As Jet V2 has recently gone live on mainnet, the Jet core development team wanted to check in with the community here and offer some retrospective lessons learned from the previous year both working on V1 and V2.
Thinking through some common questions asked on Discord, Twitter, the forum and one on one, we’ve shared the current format of A (what’s the issue) and B (what we are doing about it). If you have any questions that were not addressed here please feel free to follow up here in the thread.
A. The releases that were planned were overly broad, with too many features jammed in. Due to product vision being too “complete”, this translated into excessively long product cycles. Trying to create innovative DeFi apps on the edge of what’s possible will continue to have unexpected challenges and the longer the cycles, the more these issues tend to compound.

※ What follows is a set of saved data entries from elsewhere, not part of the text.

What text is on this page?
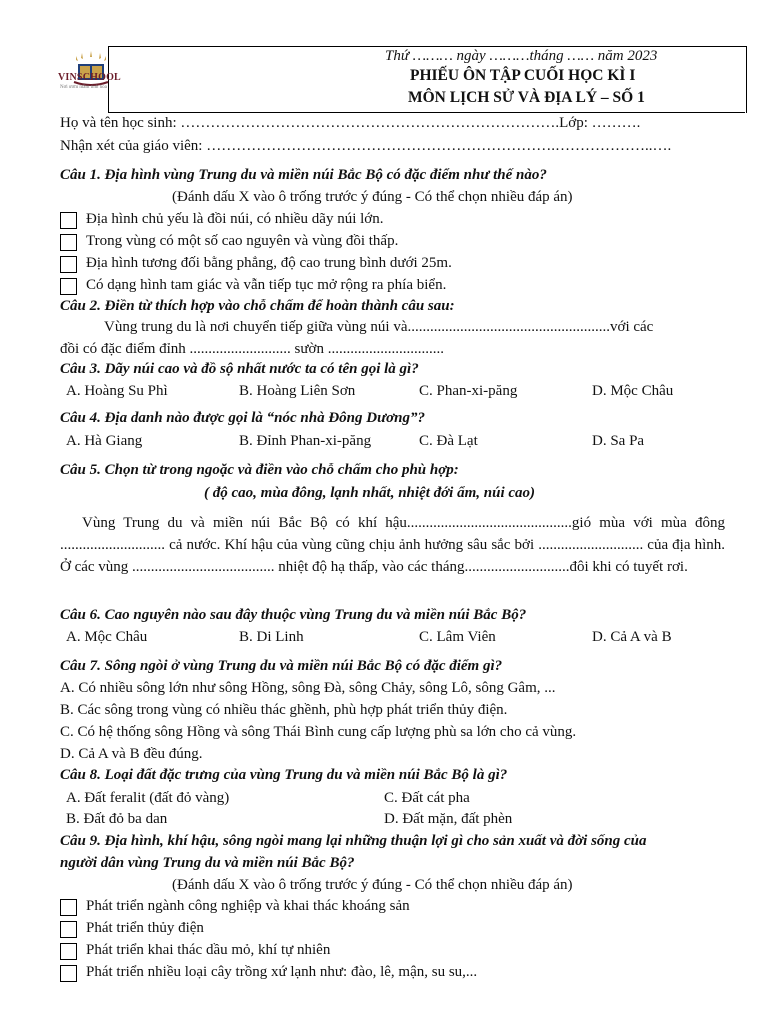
VINSCHOOL
Nơi ươm mầm tinh hoa
Thứ ……… ngày ………tháng …… năm 2023
PHIẾU ÔN TẬP CUỐI HỌC KÌ I
MÔN LỊCH SỬ VÀ ĐỊA LÝ – SỐ 1
Họ và tên học sinh: ………………………………………………………………….Lớp: ……….
Nhận xét của giáo viên: …………………………………………………………….………………..….
Câu 1. Địa hình vùng Trung du và miền núi Bắc Bộ có đặc điểm như thế nào?
(Đánh dấu X vào ô trống trước ý đúng - Có thể chọn nhiều đáp án)
Địa hình chủ yếu là đồi núi, có nhiều dãy núi lớn.
Trong vùng có một số cao nguyên và vùng đồi thấp.
Địa hình tương đối bằng phẳng, độ cao trung bình dưới 25m.
Có dạng hình tam giác và vẫn tiếp tục mở rộng ra phía biển.
Câu 2. Điền từ thích hợp vào chỗ chấm để hoàn thành câu sau:
Vùng trung du là nơi chuyển tiếp giữa vùng núi và......................................................với các
đồi có đặc điểm đỉnh ........................... sườn ...............................
Câu 3. Dãy núi cao và đồ sộ nhất nước ta có tên gọi là gì?
A. Hoàng Su Phì	B. Hoàng Liên Sơn	C. Phan-xi-păng	D. Mộc Châu
Câu 4. Địa danh nào được gọi là “nóc nhà Đông Dương”?
A. Hà Giang	B. Đỉnh Phan-xi-păng	C. Đà Lạt	D. Sa Pa
Câu 5. Chọn từ trong ngoặc và điền vào chỗ chấm cho phù hợp:
( độ cao, mùa đông, lạnh nhất, nhiệt đới ẩm, núi cao)
Vùng Trung du và miền núi Bắc Bộ có khí hậu............................................gió mùa với mùa đông ............................ cả nước. Khí hậu của vùng cũng chịu ảnh hưởng sâu sắc bởi ............................ của địa hình. Ở các vùng ...................................... nhiệt độ hạ thấp, vào các tháng............................đôi khi có tuyết rơi.
Câu 6. Cao nguyên nào sau đây thuộc vùng Trung du và miền núi Bắc Bộ?
A. Mộc Châu	B. Di Linh	C. Lâm Viên	D. Cả A và B
Câu 7. Sông ngòi ở vùng Trung du và miền núi Bắc Bộ có đặc điểm gì?
A. Có nhiều sông lớn như sông Hồng, sông Đà, sông Chảy, sông Lô, sông Gâm, ...
B. Các sông trong vùng có nhiều thác ghềnh, phù hợp phát triển thủy điện.
C. Có hệ thống sông Hồng và sông Thái Bình cung cấp lượng phù sa lớn cho cả vùng.
D. Cả A và B đều đúng.
Câu 8. Loại đất đặc trưng của vùng Trung du và miền núi Bắc Bộ là gì?
A. Đất feralit (đất đỏ vàng)	C. Đất cát pha
B. Đất đỏ ba dan	D. Đất mặn, đất phèn
Câu 9. Địa hình, khí hậu, sông ngòi mang lại những thuận lợi gì cho sản xuất và đời sống của
người dân vùng Trung du và miền núi Bắc Bộ?
(Đánh dấu X vào ô trống trước ý đúng - Có thể chọn nhiều đáp án)
Phát triển ngành công nghiệp và khai thác khoáng sản
Phát triển thủy điện
Phát triển khai thác dầu mỏ, khí tự nhiên
Phát triển nhiều loại cây trồng xứ lạnh như: đào, lê, mận, su su,...
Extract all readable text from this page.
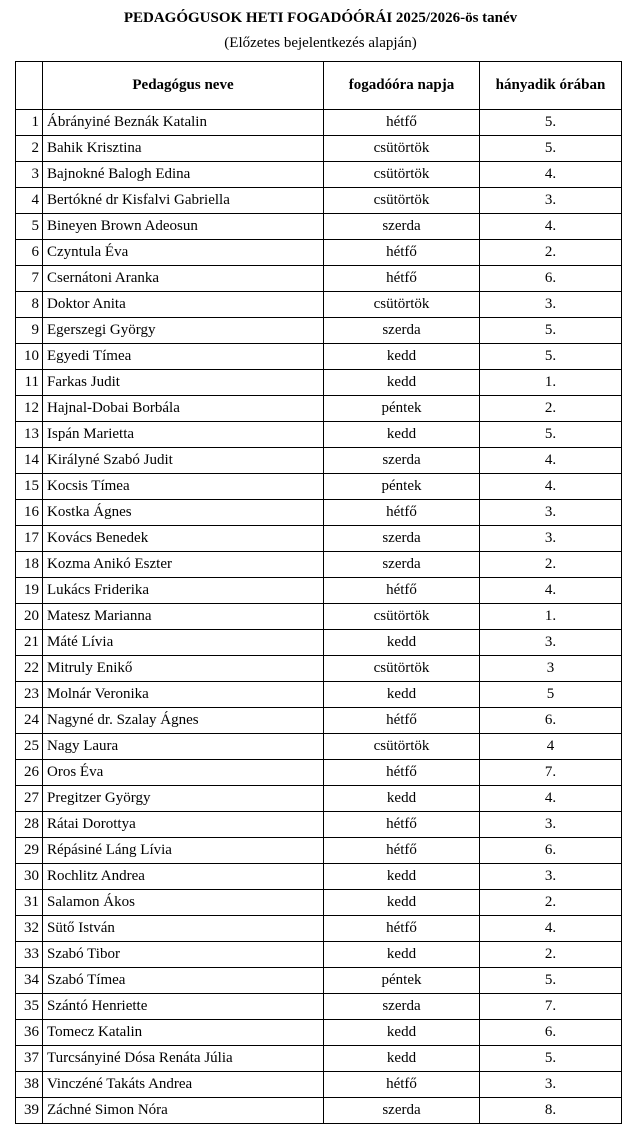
PEDAGÓGUSOK HETI FOGADÓÓRÁI 2025/2026-ös tanév
(Előzetes bejelentkezés alapján)
	Pedagógus neve	fogadóóra napja	hányadik órában
1	Ábrányiné Beznák Katalin	hétfő	5.
2	Bahik Krisztina	csütörtök	5.
3	Bajnokné Balogh Edina	csütörtök	4.
4	Bertókné dr Kisfalvi Gabriella	csütörtök	3.
5	Bineyen Brown Adeosun	szerda	4.
6	Czyntula Éva	hétfő	2.
7	Csernátoni Aranka	hétfő	6.
8	Doktor Anita	csütörtök	3.
9	Egerszegi György	szerda	5.
10	Egyedi Tímea	kedd	5.
11	Farkas Judit	kedd	1.
12	Hajnal-Dobai Borbála	péntek	2.
13	Ispán Marietta	kedd	5.
14	Királyné Szabó Judit	szerda	4.
15	Kocsis Tímea	péntek	4.
16	Kostka Ágnes	hétfő	3.
17	Kovács Benedek	szerda	3.
18	Kozma Anikó Eszter	szerda	2.
19	Lukács Friderika	hétfő	4.
20	Matesz Marianna	csütörtök	1.
21	Máté Lívia	kedd	3.
22	Mitruly Enikő	csütörtök	3
23	Molnár Veronika	kedd	5
24	Nagyné dr. Szalay Ágnes	hétfő	6.
25	Nagy Laura	csütörtök	4
26	Oros Éva	hétfő	7.
27	Pregitzer György	kedd	4.
28	Rátai Dorottya	hétfő	3.
29	Répásiné Láng Lívia	hétfő	6.
30	Rochlitz Andrea	kedd	3.
31	Salamon Ákos	kedd	2.
32	Sütő István	hétfő	4.
33	Szabó Tibor	kedd	2.
34	Szabó Tímea	péntek	5.
35	Szántó Henriette	szerda	7.
36	Tomecz Katalin	kedd	6.
37	Turcsányiné Dósa Renáta Júlia	kedd	5.
38	Vinczéné Takáts Andrea	hétfő	3.
39	Záchné Simon Nóra	szerda	8.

B. We have subdivided future releases into smaller “product atoms.” This should result in more nimble, faster product cycles. For example, margin swaps (as opposed the full margin trading dapp) or post-only bond order books (as opposed to a full bonds platform release right out of the gate) are ways we are tackling this issue.
A. Teams were isolated in their particular domains of the stack, passing problems back and forth, fostering communications issues.
B. By creating smaller, more focused teams that work across domains (frontend, integration, protocol, data) to deliver a smaller and quicker release, we can have smaller teams focused on the full stack of a deliverable product atom. This reduces knowledge silos and bubbles up issues more quickly for faster solutions.
A. To date, our QA processes were quite manual.
B. We have adopted an end to end framework to test consistently and in real time such that if something breaks, we hear about it from our testing system first.
A. Integration of the UI and backend was left until the last stage, but often required modifications to backend and frontend components, causing delays.
B. Similar to other issues, we are solving this by having smaller, more focused teams connecting the pieces from the start. Through this continuous development style the teams are able to match their work more consistently with less surprises in a vacuum.
A. We were making extensive and excessive improvements to releases, which dragged out timelines. Basically what amounted to scope creep.
B. Now we commit to delivering product atoms as specified, which can later be refined. Understanding it’s better to get the work out and then get feedback on it, we can enable greater interaction with the community of users which is powerful from a product development perspective.